Some have wondered aloud whether they’ll get more viewings in on the crop of 2020 NHL Draft prospects before the event itself actually takes place. In a scenario where the league returns to play in August, one might expect the draft to take place in late October or early November, at which point many of the leagues that flood the annual showcase will have restarted their seasons, theoretically anyway.
Colour me skeptical. After what happened to Winnipeg ICE centre and Vegas Golden Knights prospect Peyton Krebs at last year’s draft, it’s hard to imagine any of the players likely to go in round one through three, at the very least, will participate. Certainly, many agents will advise strongly against it, and with good reason.

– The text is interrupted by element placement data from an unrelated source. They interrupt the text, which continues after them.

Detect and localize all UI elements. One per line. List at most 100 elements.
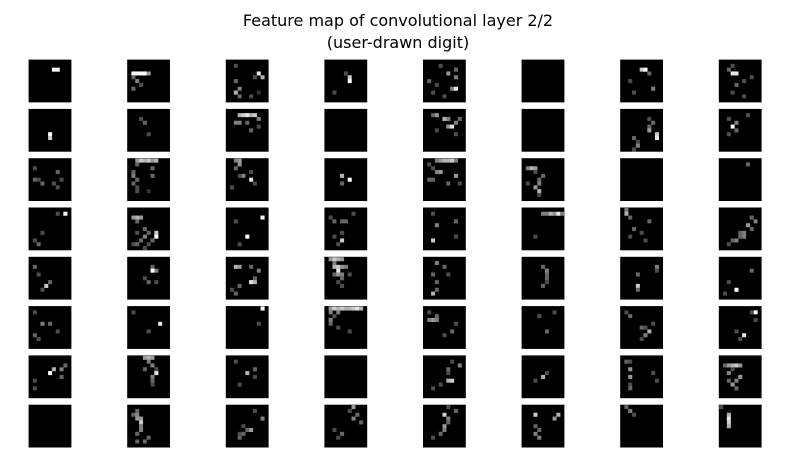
feature-map-pixel bbox=[639, 67, 644, 72]
feature-map-pixel bbox=[442, 424, 447, 429]
feature-map-pixel bbox=[146, 359, 151, 364]
feature-map-pixel bbox=[753, 310, 758, 315]
feature-map-pixel bbox=[457, 116, 462, 121]
feature-map-pixel bbox=[340, 257, 345, 262]
feature-map-panel bbox=[324, 207, 368, 251]
feature-map-pixel bbox=[131, 75, 136, 80]
feature-map-panel bbox=[718, 306, 762, 349]
feature-map-panel bbox=[127, 404, 170, 448]
feature-map-pixel bbox=[446, 71, 451, 76]
feature-map-pixel bbox=[332, 257, 337, 262]
feature-map-pixel bbox=[434, 82, 439, 87]
feature-map-pixel bbox=[355, 306, 360, 311]
feature-map-pixel bbox=[533, 166, 538, 171]
feature-map-panel bbox=[324, 404, 368, 448]
feature-map-pixel bbox=[654, 264, 659, 269]
feature-map-pixel bbox=[730, 124, 735, 129]
feature-map-pixel bbox=[529, 166, 534, 171]
feature-map-pixel bbox=[154, 234, 159, 239]
feature-map-pixel bbox=[256, 90, 261, 95]
feature-map-pixel bbox=[237, 382, 242, 387]
feature-map-pixel bbox=[328, 257, 333, 262]
feature-map-pixel bbox=[332, 272, 337, 277]
feature-map-panel bbox=[324, 158, 368, 202]
feature-map-pixel bbox=[336, 280, 341, 285]
feature-map-pixel bbox=[131, 86, 136, 91]
feature-map-pixel bbox=[647, 71, 652, 76]
feature-map-pixel bbox=[628, 359, 633, 364]
feature-map-background bbox=[324, 355, 368, 399]
feature-map-pixel bbox=[632, 412, 637, 417]
feature-map-pixel bbox=[245, 428, 250, 433]
feature-map-pixel bbox=[32, 238, 37, 243]
feature-map-background bbox=[718, 108, 762, 152]
feature-map-pixel bbox=[55, 211, 60, 216]
feature-map-pixel bbox=[237, 120, 242, 125]
feature-map-pixel bbox=[131, 242, 136, 247]
feature-map-panel bbox=[225, 256, 269, 300]
feature-map-pixel bbox=[131, 170, 136, 175]
feature-map-pixel bbox=[158, 321, 163, 326]
feature-map-pixel bbox=[431, 435, 436, 440]
feature-map-pixel bbox=[328, 317, 333, 322]
feature-map-pixel bbox=[40, 321, 45, 326]
feature-map-pixel bbox=[434, 261, 439, 266]
feature-map-pixel bbox=[537, 181, 542, 186]
feature-map-pixel bbox=[453, 86, 458, 91]
feature-map-pixel bbox=[453, 132, 458, 137]
feature-map-background bbox=[422, 256, 466, 300]
feature-map-pixel bbox=[434, 170, 439, 175]
feature-map-pixel bbox=[624, 310, 629, 315]
feature-map-panel bbox=[718, 355, 762, 399]
feature-map-pixel bbox=[446, 124, 451, 129]
feature-map-pixel bbox=[734, 128, 739, 133]
feature-map-pixel bbox=[233, 79, 238, 84]
feature-map-background bbox=[324, 59, 368, 103]
feature-map-pixel bbox=[328, 310, 333, 315]
feature-map-background bbox=[324, 256, 368, 300]
feature-map-pixel bbox=[434, 314, 439, 319]
feature-map-pixel bbox=[139, 82, 144, 87]
feature-map-panel bbox=[324, 59, 368, 103]
feature-map-pixel bbox=[730, 238, 735, 243]
feature-map-pixel bbox=[241, 113, 246, 118]
feature-map-pixel bbox=[453, 234, 458, 239]
feature-map-background bbox=[225, 355, 269, 399]
feature-map-pixel bbox=[260, 215, 265, 220]
feature-map-background bbox=[521, 256, 565, 300]
feature-map-pixel bbox=[431, 211, 436, 216]
feature-map-pixel bbox=[36, 242, 41, 247]
feature-map-pixel bbox=[647, 124, 652, 129]
feature-map-pixel bbox=[647, 128, 652, 133]
feature-map-pixel bbox=[442, 158, 447, 163]
feature-map-background bbox=[225, 158, 269, 202]
feature-map-pixel bbox=[48, 321, 53, 326]
feature-map-pixel bbox=[723, 363, 728, 368]
feature-map-panel bbox=[28, 207, 72, 251]
feature-map-panel bbox=[225, 207, 269, 251]
feature-map-pixel bbox=[146, 242, 151, 247]
feature-map-pixel bbox=[533, 234, 538, 239]
feature-map-panel bbox=[521, 108, 565, 152]
feature-map-pixel bbox=[434, 223, 439, 228]
feature-map-pixel bbox=[643, 238, 648, 243]
feature-map-pixel bbox=[552, 416, 557, 421]
feature-map-pixel bbox=[453, 219, 458, 224]
feature-map-pixel bbox=[446, 116, 451, 121]
feature-map-pixel bbox=[135, 79, 140, 84]
feature-map-pixel bbox=[249, 128, 254, 133]
feature-map-background bbox=[521, 404, 565, 448]
feature-map-pixel bbox=[142, 234, 147, 239]
feature-map-pixel bbox=[734, 329, 739, 334]
feature-map-panel bbox=[521, 158, 565, 202]
feature-map-pixel bbox=[332, 264, 337, 269]
feature-map-pixel bbox=[544, 272, 549, 277]
feature-map-pixel bbox=[431, 90, 436, 95]
feature-map-pixel bbox=[150, 363, 155, 368]
feature-map-panel bbox=[127, 355, 170, 399]
feature-map-pixel bbox=[434, 113, 439, 118]
feature-map-pixel bbox=[647, 219, 652, 224]
feature-map-panel bbox=[225, 404, 269, 448]
feature-map-pixel bbox=[431, 386, 436, 391]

Krebs, one might remember, was seemingly a lock for the top ten in last year’s draft, but fell to No. 17 overall after suffering an Achilles tear in training.
There’s also the matter of whether some of these feeder leagues will play or not. The CHL, for example, relies heavily on billet families to house their players, and I don’t suspect we’ll be at a point where that’s feasible through October and November based on current projections. Much the same is true of the USHL.
Another issue is revenue. Many of these junior leagues operate on the slimmest of margins. Each of them draws heavily from the gate for their revenue, and if fans can’t attend, then what’s the point? I’m not speculating on the CHL or USHL’s position or any other league for that matter, but suggesting that it’s hard to understand the impetus for a return to play that doesn’t allow for these circumstances.
The odds are that we’ve seen the last of many of the players in this year’s draft, and that’s fine.